Moreover, their unpopular governments are perpetuating these senseless wars because their own survival is under threat if they have to face an election. I am not even going to mention what the West has done to South Asia and the Middle East because they think they can get away with sheer racist arrogance. They seem trapped by their old colonial past and have never really accepted that the Empire they once ruled over had rejected them long ago. The White Man’s Burden has acquired a radically different connotation and they cannot accept that their erstwhile colonies have made their own destinies since they went back many decades ago. Today, they appear as pitiful cartoons of their ancestors and are being outpaced by the very countries they once lorded over.

Lashing out at immigrants and expelling them is a measure of how deep the fear of being swamped by those who are not white goes. Whether in Europe, the UK or the US, they cannot survive without the brown and black hands that handle their industries, their healthcare and their farms. Zohran challenges all these ostrich-like attitudes. He’s proudly brown, a Muslim who is unafraid to declare his faith, a liberal anti-capitalist and actually dares to promise the New York middle class a life of dignity, equality and inclusion. His words have sent shivers down the spine of both the old Democrats and Republicans. And when they cannot match his stirring oratory, they have resorted to calling him names and stooping to levels of public rebuke and threats that would shame even our loonies in India.
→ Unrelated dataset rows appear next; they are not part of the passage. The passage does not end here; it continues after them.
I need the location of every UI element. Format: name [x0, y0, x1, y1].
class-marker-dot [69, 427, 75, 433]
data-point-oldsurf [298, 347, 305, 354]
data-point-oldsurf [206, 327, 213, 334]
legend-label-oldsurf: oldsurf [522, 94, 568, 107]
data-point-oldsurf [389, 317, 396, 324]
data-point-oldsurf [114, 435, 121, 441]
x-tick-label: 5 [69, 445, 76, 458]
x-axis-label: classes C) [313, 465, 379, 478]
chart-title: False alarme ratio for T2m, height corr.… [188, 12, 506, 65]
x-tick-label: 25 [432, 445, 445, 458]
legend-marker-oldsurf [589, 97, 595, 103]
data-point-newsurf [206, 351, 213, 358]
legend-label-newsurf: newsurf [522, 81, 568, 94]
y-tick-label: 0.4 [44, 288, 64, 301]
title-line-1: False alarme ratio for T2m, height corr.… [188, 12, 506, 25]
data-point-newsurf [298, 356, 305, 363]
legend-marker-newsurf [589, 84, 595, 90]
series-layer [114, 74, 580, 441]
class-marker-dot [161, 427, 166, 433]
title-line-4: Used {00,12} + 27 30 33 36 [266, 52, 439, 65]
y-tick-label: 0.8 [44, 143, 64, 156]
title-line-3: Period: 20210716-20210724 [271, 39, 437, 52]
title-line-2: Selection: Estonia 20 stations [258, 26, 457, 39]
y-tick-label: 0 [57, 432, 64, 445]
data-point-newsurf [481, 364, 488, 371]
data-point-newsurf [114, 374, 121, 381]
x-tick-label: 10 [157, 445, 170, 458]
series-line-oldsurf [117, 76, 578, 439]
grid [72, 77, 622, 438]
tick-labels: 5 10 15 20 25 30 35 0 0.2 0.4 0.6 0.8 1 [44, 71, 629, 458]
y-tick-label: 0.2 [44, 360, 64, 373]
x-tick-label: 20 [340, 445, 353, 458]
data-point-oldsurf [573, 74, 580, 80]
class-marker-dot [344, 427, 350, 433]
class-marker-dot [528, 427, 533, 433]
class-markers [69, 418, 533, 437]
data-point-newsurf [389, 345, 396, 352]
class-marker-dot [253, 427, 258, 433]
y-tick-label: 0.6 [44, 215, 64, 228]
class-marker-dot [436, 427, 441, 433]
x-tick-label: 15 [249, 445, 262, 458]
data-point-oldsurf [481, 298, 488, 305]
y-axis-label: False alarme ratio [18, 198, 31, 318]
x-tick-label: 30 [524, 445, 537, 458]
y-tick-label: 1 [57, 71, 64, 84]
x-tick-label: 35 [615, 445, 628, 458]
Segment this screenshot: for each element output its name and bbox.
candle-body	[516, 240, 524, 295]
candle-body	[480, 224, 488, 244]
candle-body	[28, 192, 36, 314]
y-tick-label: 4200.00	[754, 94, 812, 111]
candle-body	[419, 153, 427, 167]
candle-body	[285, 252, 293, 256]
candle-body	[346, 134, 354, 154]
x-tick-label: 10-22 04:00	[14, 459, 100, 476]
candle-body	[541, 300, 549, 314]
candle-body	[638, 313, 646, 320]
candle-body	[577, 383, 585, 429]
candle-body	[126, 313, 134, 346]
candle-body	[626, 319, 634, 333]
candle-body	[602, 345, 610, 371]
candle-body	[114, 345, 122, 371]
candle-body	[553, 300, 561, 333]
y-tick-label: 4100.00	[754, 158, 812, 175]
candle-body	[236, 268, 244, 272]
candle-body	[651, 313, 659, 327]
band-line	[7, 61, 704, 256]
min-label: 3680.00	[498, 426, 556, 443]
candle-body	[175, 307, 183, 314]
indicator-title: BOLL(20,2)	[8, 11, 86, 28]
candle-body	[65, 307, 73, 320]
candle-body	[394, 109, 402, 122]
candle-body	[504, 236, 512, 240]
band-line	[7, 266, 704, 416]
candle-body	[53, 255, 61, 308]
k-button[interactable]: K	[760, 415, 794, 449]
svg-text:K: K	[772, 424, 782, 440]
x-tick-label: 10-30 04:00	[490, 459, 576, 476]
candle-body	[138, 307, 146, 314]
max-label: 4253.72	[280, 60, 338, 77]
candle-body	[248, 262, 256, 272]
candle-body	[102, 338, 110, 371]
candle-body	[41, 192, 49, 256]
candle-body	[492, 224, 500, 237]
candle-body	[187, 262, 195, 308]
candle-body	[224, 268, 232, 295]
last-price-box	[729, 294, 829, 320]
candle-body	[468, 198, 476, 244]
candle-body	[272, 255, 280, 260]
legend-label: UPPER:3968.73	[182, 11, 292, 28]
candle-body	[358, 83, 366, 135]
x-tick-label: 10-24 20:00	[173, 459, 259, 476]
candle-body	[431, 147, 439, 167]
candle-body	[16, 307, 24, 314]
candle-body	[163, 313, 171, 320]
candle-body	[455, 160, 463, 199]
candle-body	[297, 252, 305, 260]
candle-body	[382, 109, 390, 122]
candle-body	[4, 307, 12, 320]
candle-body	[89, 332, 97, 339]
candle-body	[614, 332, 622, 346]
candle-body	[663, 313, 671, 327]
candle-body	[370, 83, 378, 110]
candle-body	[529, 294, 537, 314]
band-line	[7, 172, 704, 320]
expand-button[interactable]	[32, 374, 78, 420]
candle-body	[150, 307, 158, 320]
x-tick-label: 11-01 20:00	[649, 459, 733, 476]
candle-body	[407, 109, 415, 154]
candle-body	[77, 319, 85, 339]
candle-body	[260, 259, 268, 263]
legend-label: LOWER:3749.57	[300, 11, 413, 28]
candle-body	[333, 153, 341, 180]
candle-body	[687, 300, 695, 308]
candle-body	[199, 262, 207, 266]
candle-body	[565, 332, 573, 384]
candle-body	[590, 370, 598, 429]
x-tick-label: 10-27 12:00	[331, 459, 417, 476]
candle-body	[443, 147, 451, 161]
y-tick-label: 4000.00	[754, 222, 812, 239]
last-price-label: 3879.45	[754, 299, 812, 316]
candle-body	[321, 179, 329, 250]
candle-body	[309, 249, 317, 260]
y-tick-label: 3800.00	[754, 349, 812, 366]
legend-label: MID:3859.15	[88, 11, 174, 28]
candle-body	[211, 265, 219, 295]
Wisely, Zohran has kept his cool. He speaks in fluent Hindustani, English and a language of solidarity with the excluded that reaches out to his supporters. He eats with his fingers and wears his mixed parental upbringing without offending either. He is supremely confident and handles the press like a pro and like his filmmaker mother, knows how to handle drama and emotion with restraint and effect. From his father, he gets a deep understanding of post-colonial societies and from Africa and India, a verve that is palpable. One only hopes he does not turn out to be the Arvind Kejriwal of America.

I asked myself why I was so moved by the phenomenon of the rise of Zohran Mamdani, despite many reservations about the reckless promises and over-confidence so typical of a young radical. I think it is about how our generation went through all the subsequent phases and came out more and more disillusioned and cynical after the first few decades of Independence. “Bliss was it then to be alive but to be young was very heaven,” as Wordsworth said post the French Revolution. A few centuries later, the view he immortalised in ‘From Westminster Bridge’ that opens with “Earth has nothing more fair to show” is a vista that is poisoned by decline and fear. The church, the family, its splendid welfare state and its outstanding educational institutions have all but vanished, leaving in their wake a society sans ethics and morality, broken homes, deviant youth and a frustrated countryside.

I sincerely hope that young Mamdani has it in him to write a new script that is not just the old Anglo-Saxon one, but one that binds the world with threads of humanity and brotherhood.